Cosmobot deep learning models and helper code

Iterating on models

When to branch

This repo will contain one directory for each major type of model, with the best version of each checked into master.

If you are making tweaks to a model, do so in a branch. If the tweaks turn out to be an improvement on that model, land them. If you are creating an new type of model (rather than iterating on an existing model), create a new directory for it.

Documenting changes

Create a directory in the Experiments directory on Google Drive with a README detailing your changes and results.

Reference your branch name or changeset in the README.

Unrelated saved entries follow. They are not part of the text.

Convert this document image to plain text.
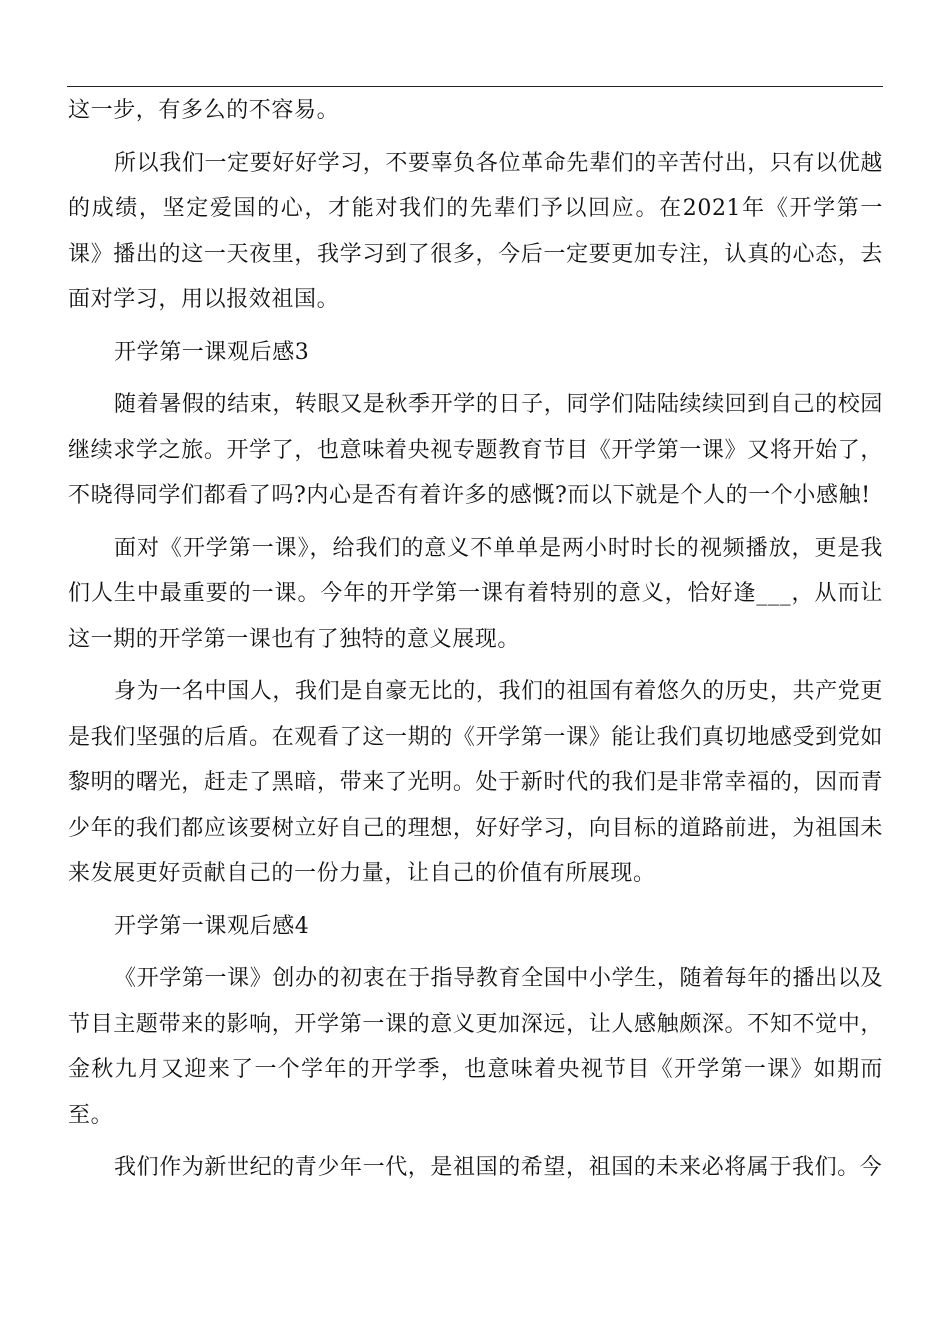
这一步，有多么的不容易。

所以我们一定要好好学习，不要辜负各位革命先辈们的辛苦付出，只有以优越的成绩，坚定爱国的心，才能对我们的先辈们予以回应。在2021年《开学第一课》播出的这一天夜里，我学习到了很多，今后一定要更加专注，认真的心态，去面对学习，用以报效祖国。

开学第一课观后感3

随着暑假的结束，转眼又是秋季开学的日子，同学们陆陆续续回到自己的校园继续求学之旅。开学了，也意味着央视专题教育节目《开学第一课》又将开始了，不晓得同学们都看了吗?内心是否有着许多的感慨?而以下就是个人的一个小感触!

面对《开学第一课》，给我们的意义不单单是两小时时长的视频播放，更是我们人生中最重要的一课。今年的开学第一课有着特别的意义，恰好逢___，从而让这一期的开学第一课也有了独特的意义展现。

身为一名中国人，我们是自豪无比的，我们的祖国有着悠久的历史，共产党更是我们坚强的后盾。在观看了这一期的《开学第一课》能让我们真切地感受到党如黎明的曙光，赶走了黑暗，带来了光明。处于新时代的我们是非常幸福的，因而青少年的我们都应该要树立好自己的理想，好好学习，向目标的道路前进，为祖国未来发展更好贡献自己的一份力量，让自己的价值有所展现。

开学第一课观后感4

《开学第一课》创办的初衷在于指导教育全国中小学生，随着每年的播出以及节目主题带来的影响，开学第一课的意义更加深远，让人感触颇深。不知不觉中，金秋九月又迎来了一个学年的开学季，也意味着央视节目《开学第一课》如期而至。

我们作为新世纪的青少年一代，是祖国的希望，祖国的未来必将属于我们。今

Iterating with Jupyter notebooks

TODO: https://app.asana.com/0/819671808102776/1130875537031890/f

Datasets

The dataset csvs are generated independently and copied into this repo. For more context and a changelog, see: ML Dataset README

Terminology

Some standard terminology around our raw image data and how we process it

COPY-PASTA: These definitions have been copied from the cosmobot-process-experiment repo

  • RAW image file - A JPEG+RAW image file as directly captured by a PiCam v2, saved as a .JPEG
  • RGB image - A 3D numpy.ndarray: a 2D array of "pixels" (row-major), where each "pixel" is a 1D array of [red, green, blue] channels with a value between 0 and 1. This is our default format for interacting with images. An example 4-pixel (2x2) image would have this shape:
[
 [ [r1, g1, b1], [r2, g2, b2] ],
 [ [r3, g3, b3], [r4, g4, b4] ]
]
  • ROI - An RGB image that has been cropped to a specific Region of Interest (ROI).
  • ROI definition - A 4-tuple in the format provided by cv2.selectROI: (start_col, start_row, cols, rows), used to define a Region of Interest (ROI).